Japan’s Supreme Court on Wednesday ruled that a law requiring transgender people to have their reproductive organs removed in order to officially change their gender is unconstitutional. The decision by the top court’s 15-judge Grand Bench was its first on the constitutionality of Japan’s 2003 law requiring the removal of gonads for a state-recognized gender change, a practice long criticized by international rights and medical groups.
The case was filed by a plaintiff whose request for a gender change in her family registry — to female from her biologically assigned male — was turned down by lower courts. The decision comes at a time of heightened awareness of issues surrounding LGBTQ+ people in Japan and is a victory for that community.
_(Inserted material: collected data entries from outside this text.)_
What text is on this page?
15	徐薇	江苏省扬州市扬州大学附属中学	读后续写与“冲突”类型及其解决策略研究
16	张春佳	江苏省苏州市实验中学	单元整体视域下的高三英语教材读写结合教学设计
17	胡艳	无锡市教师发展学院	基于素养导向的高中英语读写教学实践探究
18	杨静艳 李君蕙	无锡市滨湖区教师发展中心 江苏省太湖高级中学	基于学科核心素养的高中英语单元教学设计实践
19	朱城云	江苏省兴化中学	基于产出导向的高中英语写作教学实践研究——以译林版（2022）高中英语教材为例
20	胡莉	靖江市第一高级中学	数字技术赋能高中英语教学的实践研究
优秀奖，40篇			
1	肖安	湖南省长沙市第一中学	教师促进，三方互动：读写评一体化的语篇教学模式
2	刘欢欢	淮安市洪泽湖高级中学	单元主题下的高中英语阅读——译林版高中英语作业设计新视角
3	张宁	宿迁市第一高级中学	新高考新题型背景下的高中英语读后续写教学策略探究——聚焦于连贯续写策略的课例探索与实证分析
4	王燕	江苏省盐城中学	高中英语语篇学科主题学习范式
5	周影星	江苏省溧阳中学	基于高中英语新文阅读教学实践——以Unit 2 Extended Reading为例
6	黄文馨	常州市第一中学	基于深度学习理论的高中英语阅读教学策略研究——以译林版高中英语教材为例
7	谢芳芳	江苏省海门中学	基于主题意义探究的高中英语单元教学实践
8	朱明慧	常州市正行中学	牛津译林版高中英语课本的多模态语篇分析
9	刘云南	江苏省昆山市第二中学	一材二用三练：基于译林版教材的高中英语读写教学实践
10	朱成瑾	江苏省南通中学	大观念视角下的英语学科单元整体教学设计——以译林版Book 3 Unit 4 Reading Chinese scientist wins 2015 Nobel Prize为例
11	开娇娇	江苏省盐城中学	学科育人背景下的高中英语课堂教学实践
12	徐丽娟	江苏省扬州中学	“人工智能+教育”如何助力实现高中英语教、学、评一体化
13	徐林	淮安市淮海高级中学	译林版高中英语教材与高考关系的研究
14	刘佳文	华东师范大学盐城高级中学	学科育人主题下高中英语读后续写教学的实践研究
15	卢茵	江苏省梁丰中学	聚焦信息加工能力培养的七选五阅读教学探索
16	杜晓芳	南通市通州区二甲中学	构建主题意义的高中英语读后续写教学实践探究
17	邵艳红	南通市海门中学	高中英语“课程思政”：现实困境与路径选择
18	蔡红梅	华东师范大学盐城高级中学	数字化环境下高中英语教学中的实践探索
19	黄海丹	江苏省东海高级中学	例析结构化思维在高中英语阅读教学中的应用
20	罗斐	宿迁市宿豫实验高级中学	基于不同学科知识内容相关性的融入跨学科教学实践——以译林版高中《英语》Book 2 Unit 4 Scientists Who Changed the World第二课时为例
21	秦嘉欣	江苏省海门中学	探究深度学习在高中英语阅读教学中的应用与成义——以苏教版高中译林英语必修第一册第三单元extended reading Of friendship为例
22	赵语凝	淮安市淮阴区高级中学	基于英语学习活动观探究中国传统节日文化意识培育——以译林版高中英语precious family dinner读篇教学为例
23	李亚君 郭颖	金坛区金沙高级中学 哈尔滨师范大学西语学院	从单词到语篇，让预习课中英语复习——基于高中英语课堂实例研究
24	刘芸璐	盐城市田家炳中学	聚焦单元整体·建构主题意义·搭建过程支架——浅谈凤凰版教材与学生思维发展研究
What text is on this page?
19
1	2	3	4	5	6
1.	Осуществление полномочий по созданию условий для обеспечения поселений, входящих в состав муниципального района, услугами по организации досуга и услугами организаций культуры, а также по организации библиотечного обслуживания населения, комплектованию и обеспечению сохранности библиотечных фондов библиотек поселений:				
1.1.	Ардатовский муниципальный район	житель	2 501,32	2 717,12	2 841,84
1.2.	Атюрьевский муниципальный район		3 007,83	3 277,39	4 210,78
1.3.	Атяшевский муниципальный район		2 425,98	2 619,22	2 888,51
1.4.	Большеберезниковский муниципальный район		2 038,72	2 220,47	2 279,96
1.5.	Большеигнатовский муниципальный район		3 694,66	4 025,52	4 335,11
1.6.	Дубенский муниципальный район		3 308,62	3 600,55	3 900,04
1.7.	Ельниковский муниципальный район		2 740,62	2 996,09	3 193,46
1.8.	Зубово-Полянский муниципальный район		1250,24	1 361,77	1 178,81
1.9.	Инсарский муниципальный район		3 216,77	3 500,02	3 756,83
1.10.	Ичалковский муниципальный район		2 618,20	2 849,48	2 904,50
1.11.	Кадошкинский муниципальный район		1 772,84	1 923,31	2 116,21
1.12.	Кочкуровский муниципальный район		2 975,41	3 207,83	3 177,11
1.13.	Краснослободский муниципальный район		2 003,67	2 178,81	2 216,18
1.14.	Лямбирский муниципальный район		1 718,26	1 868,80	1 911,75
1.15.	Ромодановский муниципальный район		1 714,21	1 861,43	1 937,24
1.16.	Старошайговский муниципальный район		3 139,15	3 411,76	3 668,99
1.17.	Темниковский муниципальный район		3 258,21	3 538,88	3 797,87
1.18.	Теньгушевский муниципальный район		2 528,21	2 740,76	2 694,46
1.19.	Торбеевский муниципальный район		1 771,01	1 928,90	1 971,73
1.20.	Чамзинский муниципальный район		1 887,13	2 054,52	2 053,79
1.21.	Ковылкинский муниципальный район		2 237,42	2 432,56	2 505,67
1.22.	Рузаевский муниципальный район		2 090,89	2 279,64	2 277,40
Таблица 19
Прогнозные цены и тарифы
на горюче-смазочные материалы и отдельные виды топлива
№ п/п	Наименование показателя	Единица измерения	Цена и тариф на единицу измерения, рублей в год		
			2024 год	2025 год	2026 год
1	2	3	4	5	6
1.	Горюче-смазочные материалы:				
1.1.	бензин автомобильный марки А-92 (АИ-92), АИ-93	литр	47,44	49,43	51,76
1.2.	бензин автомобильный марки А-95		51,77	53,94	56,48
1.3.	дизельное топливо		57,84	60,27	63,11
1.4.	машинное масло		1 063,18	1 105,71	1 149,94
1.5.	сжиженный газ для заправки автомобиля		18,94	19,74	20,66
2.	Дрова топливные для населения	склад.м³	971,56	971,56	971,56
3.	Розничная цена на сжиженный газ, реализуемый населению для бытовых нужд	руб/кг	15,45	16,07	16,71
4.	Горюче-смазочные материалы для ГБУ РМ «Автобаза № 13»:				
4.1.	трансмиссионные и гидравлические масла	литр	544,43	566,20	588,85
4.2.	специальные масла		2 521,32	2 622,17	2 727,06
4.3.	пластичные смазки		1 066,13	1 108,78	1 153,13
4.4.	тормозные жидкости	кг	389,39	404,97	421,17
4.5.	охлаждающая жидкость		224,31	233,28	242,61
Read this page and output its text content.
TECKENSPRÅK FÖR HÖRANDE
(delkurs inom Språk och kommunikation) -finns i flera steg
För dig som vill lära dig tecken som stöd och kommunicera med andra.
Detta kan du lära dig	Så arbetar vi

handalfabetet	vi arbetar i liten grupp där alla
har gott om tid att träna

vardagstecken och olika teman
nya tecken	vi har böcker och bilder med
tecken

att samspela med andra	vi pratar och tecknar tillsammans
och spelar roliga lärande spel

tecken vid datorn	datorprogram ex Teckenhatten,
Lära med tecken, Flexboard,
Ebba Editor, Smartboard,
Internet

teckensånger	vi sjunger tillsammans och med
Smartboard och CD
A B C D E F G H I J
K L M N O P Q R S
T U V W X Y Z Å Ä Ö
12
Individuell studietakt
Currently, transgender people who want to have their biologically assigned gender changed on family registries and other official documents must be diagnosed as having Gender Identity Disorder and undergo an operation to remove their gonads. International rights and medical groups have criticized the 2003 law as inhumane and outdated. Activists have stepped up efforts to pass an anti-discrimination law since a former aide to Prime Minister Fumio Kishida said in February that he wouldn’t want to live next to LGBTQ+ people and that citizens would flee Japan if same-sex marriage were allowed.
But changes have come slowly and Japan remains the only Group of Seven member that does not allow same-sex marriage or legal protections, including an effective anti-discrimination law.
The plaintiff, who is only identified as a resident in western Japan, originally filed the request in 2000, saying the surgery requirement forces a huge burden economically and physically and that it violates the constitution’s equal rights protections. Rights groups and the LGBTQ+ community in Japan have been hopeful for a change in the law after a local family court, in an unprecedented ruling earlier this month, accepted a transgender male’s request for a gender change without the compulsory surgery, saying the rule is unconstitutional.
The special law that took effect in 2004 states that people who wish to register a gender change must have their original reproductive organs, including testes or ovaries, removed and have a body that “appears to have parts that resemble the genital organs” of the new gender they want to register with.